A three-year-old Spanish boy who attended our emergency department for a pruriginous and painful skin lesion on the thenar eminence of four days’ evolution. Two days earlier, his primary care paediatrician had punctured and evacuated the purulent content, alleviating the pain, but without improvement of the lesion.
His mother reported similar lesions in the same location every six to eight months for two years, without finding a clear cause, except on the first occasion, which appeared following an accidental wound in the park. On previous occasions, the lesions had improved with topical fusidic acid. There was no other medical or surgical history of interest or similar lesions in other family members, and they denied recent use of oral or topical treatments.
In the physical examination, along with excellent general health, the patient presented a clearly-delimited, 4-cm purplish erythematous plaque with granulation tissue in its interior on the right thenar eminence (Fig. 1). He also presented right axillary lymphadenopathy, but not in other locations. No phlebitis, lymphangitis or other skin lesions.
The mother was then interviewed and showed images of the lesion’s evolution: starting as mild erythema (Fig. 2) and evolving to vesiculous lesions and crusts (Fig. 3). Exudate samples were taken for bacterial culture and viral detection with polymerase chain reaction (PCR) for herpes simplex virus (HSV).
Clinical courseThe bacterial culture was sterile, while the PCR was positive for HSV type 1, for which oral aciclovir was started.

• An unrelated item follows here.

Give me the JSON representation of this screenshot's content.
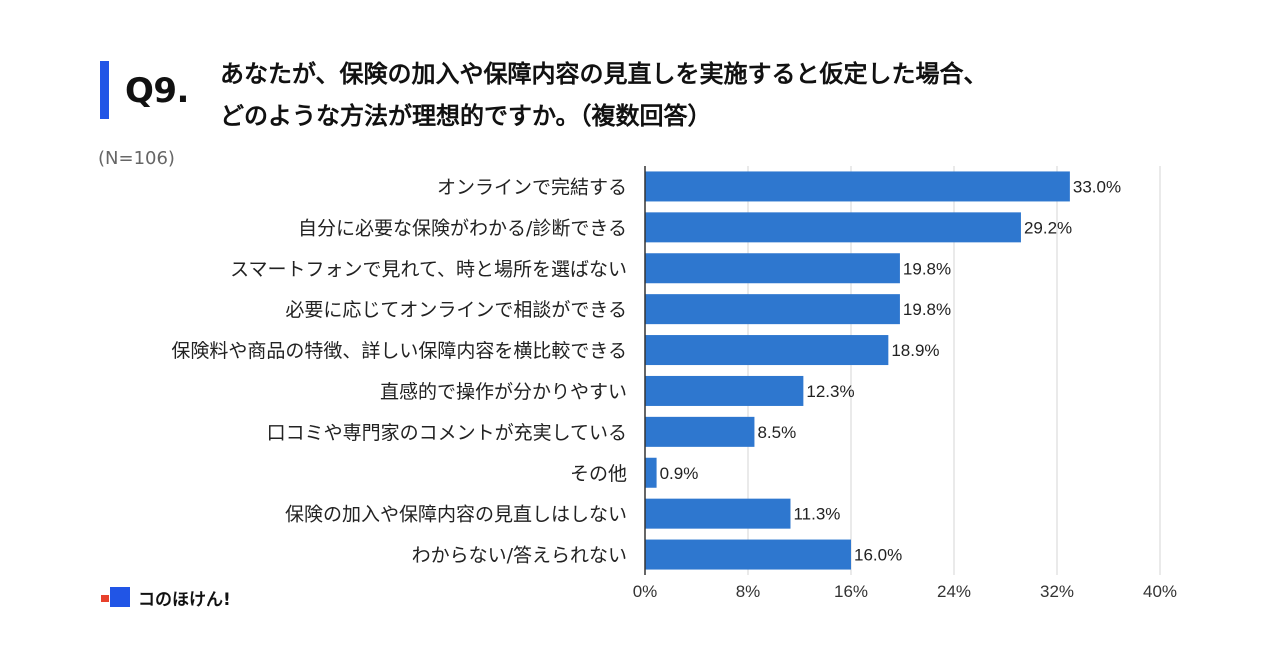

In follow-up, the skin recovered ad integrum.
CommentsHSV infection is one of the most prevalent in the world. Usually, HSV infections in immunocompetent patients present as painful and pruriginous skin lesions in the form of groups of blisters on an erythematous base, and are self-limiting in time. In spite of their self-limiting nature, HSV-1 can cause recurrent lesions in immunocompetent children, usually in an oral or perioral location (herpes labialis)1. It also manifests as recurrent lesions on the fingers (herpetic whitlow), usually following primary gingivostomatitis (autoinoculation). Intrafamilial transmission from family members with herpes labialis has also been described. Palmar involvement has been described on rare occasions2.
More developed herpetic lesions can mimic other aetiologies and be difficult to diagnose. An exhaustive patient history and good physical examination are therefore necessary. In this case, fixed drug eruption, bacterial infection and dermatitis artefacta, among others, were considered as alternatives in the differential diagnosis. Given its prevalence, it is very important to consider a possible herpetic aetiology and, where possible, ask for images of the lesion’s evolution, which may be very illuminating.
FundingCDG has funding from the Spanish Ministry of Science and Innovation Instituto de Salud Carlos III [Carlos III Health Institute] and the European Regional Development Fund (Río Hortega Contract CM19/00015).
Please cite this article as: Liquete Marín L, Grasa Lozano C. Lesión recurrente palmar. Enferm Infecc Microbiol Clin. 2021;39:473–474.